Minister of Justice
- In office 17 June 2021 – 8 January 2024
- Monarch: Tamim bin Hamad Al Thani
- Prime Minister: Khalid bin Khalifa bin Abdul Aziz Al Thani Mohammed bin Abdulrahman bin Jassim Al Thani
- Preceded by: Issa bin Saad Al Jafali al-Nuaimi
- Succeeded by: Ibrahim bin Ali bin Issa al-Hassan al-Mohannadi

Personal details
- Education: Washington College of Law (M.L.)

= Masoud bin Mohammed al-Ameri =

Qatari politician

Masoud bin Mohammed al-Ameri is a Qatari politician. Previously he had served as Minister of Justice from 17 June 2021 until 8 January 2024.

== Education ==
Al-Ameri holds a Bachelor of Laws from the Cairo University and a Master of Laws in International Legal Studies from Washington College of Law.

== Career ==
From 1983 until 1986, al-Ameri served as a judicial assistant in courts.

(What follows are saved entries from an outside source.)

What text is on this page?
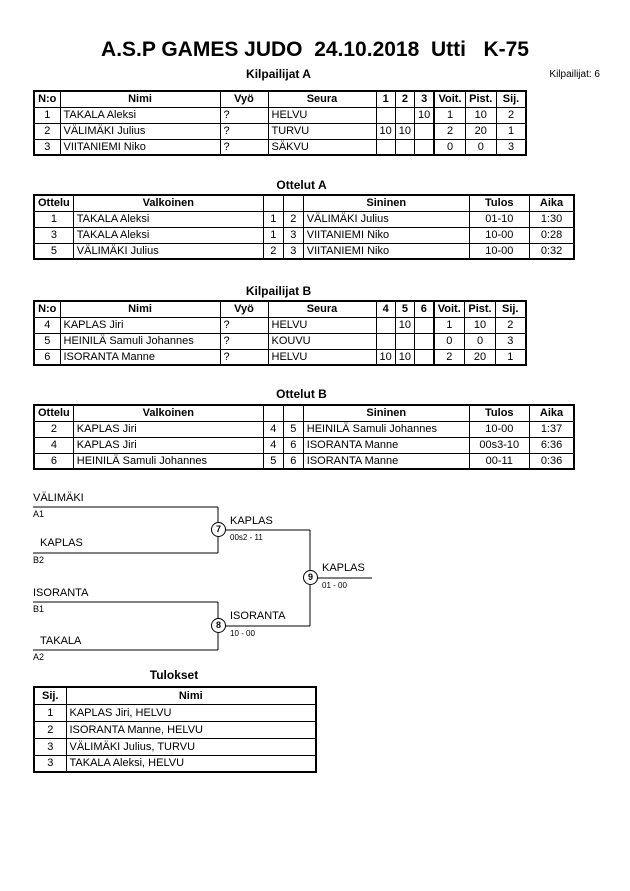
A.S.P GAMES JUDO  24.10.2018  Utti   K-75
Kilpailijat: 6
Kilpailijat A
N:o	Nimi	Vyö	Seura	1	2	3	Voit.	Pist.	Sij.
1	TAKALA Aleksi	?	HELVU			10	1	10	2
2	VÄLIMÄKI Julius	?	TURVU	10	10		2	20	1
3	VIITANIEMI Niko	?	SÄKVU				0	0	3
Ottelut A
Ottelu	Valkoinen			Sininen	Tulos	Aika
1	TAKALA Aleksi	1	2	VÄLIMÄKI Julius	01-10	1:30
3	TAKALA Aleksi	1	3	VIITANIEMI Niko	10-00	0:28
5	VÄLIMÄKI Julius	2	3	VIITANIEMI Niko	10-00	0:32
Kilpailijat B
N:o	Nimi	Vyö	Seura	4	5	6	Voit.	Pist.	Sij.
4	KAPLAS Jiri	?	HELVU		10		1	10	2
5	HEINILÄ Samuli Johannes	?	KOUVU				0	0	3
6	ISORANTA Manne	?	HELVU	10	10		2	20	1
Ottelut B
Ottelu	Valkoinen			Sininen	Tulos	Aika
2	KAPLAS Jiri	4	5	HEINILÄ Samuli Johannes	10-00	1:37
4	KAPLAS Jiri	4	6	ISORANTA Manne	00s3-10	6:36
6	HEINILÄ Samuli Johannes	5	6	ISORANTA Manne	00-11	0:36
VÄLIMÄKI
A1
KAPLAS
B2
7
KAPLAS
00s2 - 11
ISORANTA
B1
TAKALA
A2
8
ISORANTA
10 - 00
9
KAPLAS
01 - 00
Tulokset
Sij.	Nimi
1	KAPLAS Jiri, HELVU
2	ISORANTA Manne, HELVU
3	VÄLIMÄKI Julius, TURVU
3	TAKALA Aleksi, HELVU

Between 1986 and 1997, he served as a judge. In March 1997, al-Ameri was nominated as a judge for the International Criminal Tribunal for the Former Yugoslavia. In addition, al-Ameri was appointed vice president of the Court of Appeal in 1997.

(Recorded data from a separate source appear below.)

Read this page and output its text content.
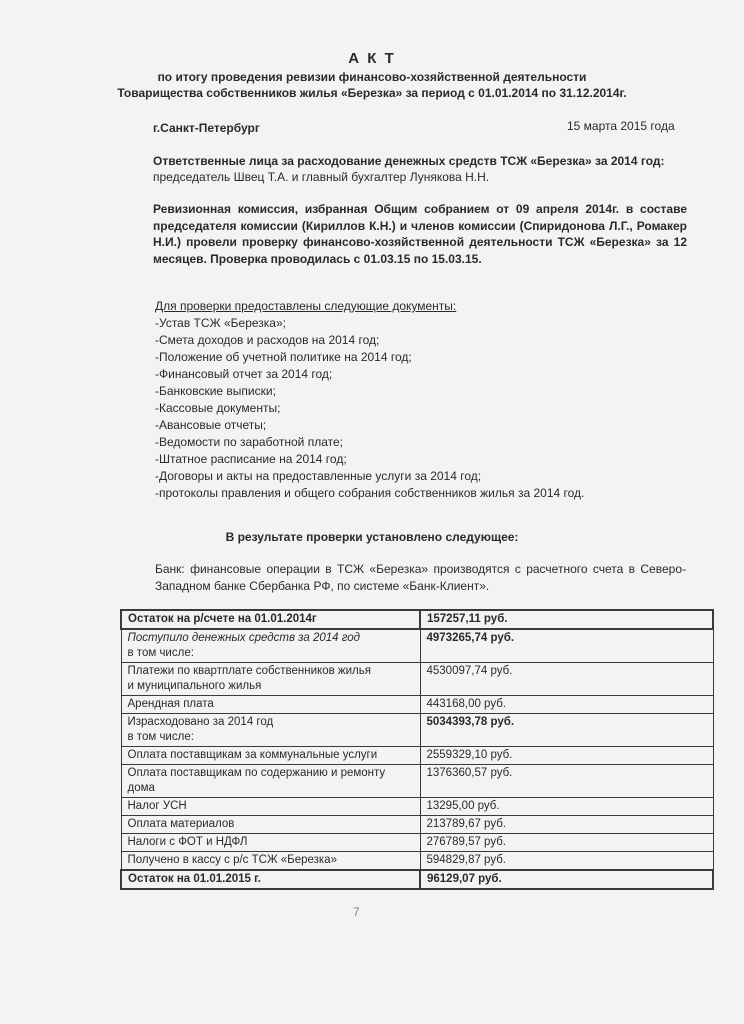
А К Т
по итогу проведения ревизии финансово-хозяйственной деятельности
Товарищества собственников жилья «Березка» за период с 01.01.2014 по 31.12.2014г.
г.Санкт-Петербург	15 марта 2015 года
Ответственные лица за расходование денежных средств ТСЖ «Березка» за 2014 год:
председатель Швец Т.А. и главный бухгалтер Лунякова Н.Н.
Ревизионная комиссия, избранная Общим собранием от 09 апреля 2014г. в составе
председателя комиссии (Кириллов К.Н.) и членов комиссии (Спиридонова Л.Г., Ромакер
Н.И.) провели проверку финансово-хозяйственной деятельности ТСЖ «Березка» за 12
месяцев. Проверка проводилась с 01.03.15 по 15.03.15.
Для проверки предоставлены следующие документы:
-Устав ТСЖ «Березка»;
-Смета доходов и расходов на 2014 год;
-Положение об учетной политике на 2014 год;
-Финансовый отчет за 2014 год;
-Банковские выписки;
-Кассовые документы;
-Авансовые отчеты;
-Ведомости по заработной плате;
-Штатное расписание на 2014 год;
-Договоры и акты на предоставленные услуги за 2014 год;
-протоколы правления и общего собрания собственников жилья за 2014 год.
В результате проверки установлено следующее:
Банк: финансовые операции в ТСЖ «Березка» производятся с расчетного счета в Северо-
Западном банке Сбербанка РФ, по системе «Банк-Клиент».
Остаток на р/счете на 01.01.2014г	157257,11 руб.

Поступило денежных средств за 2014 год
в том числе:	4973265,74 руб.

Платежи по квартплате собственников жилья
и муниципального жилья	4530097,74 руб.
Арендная плата	443168,00 руб.

Израсходовано за 2014 год
в том числе:	5034393,78 руб.
Оплата поставщикам за коммунальные услуги	2559329,10 руб.

Оплата поставщикам по содержанию и ремонту
дома	1376360,57 руб.
Налог УСН	13295,00 руб.
Оплата материалов	213789,67 руб.
Налоги с ФОТ и НДФЛ	276789,57 руб.
Получено в кассу с р/с ТСЖ «Березка»	594829,87 руб.
Остаток на 01.01.2015 г.	96129,07 руб.
7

In 2002, al-Ameri worked for the Public Prosecution Office of Qatar. From 2003 until 2008, he was the Attorney-General and Director of the Judicial Inspection Department.

Between 2008 and 2021, he served as the President of the Court of Cassation and the Supreme Judicial Council. In addition, he was appointed advisor at the office of the Deputy Amir in 2018.

Between 17 June 2021 and 8 January 2024, al-Ameri had served as Minister of Justice.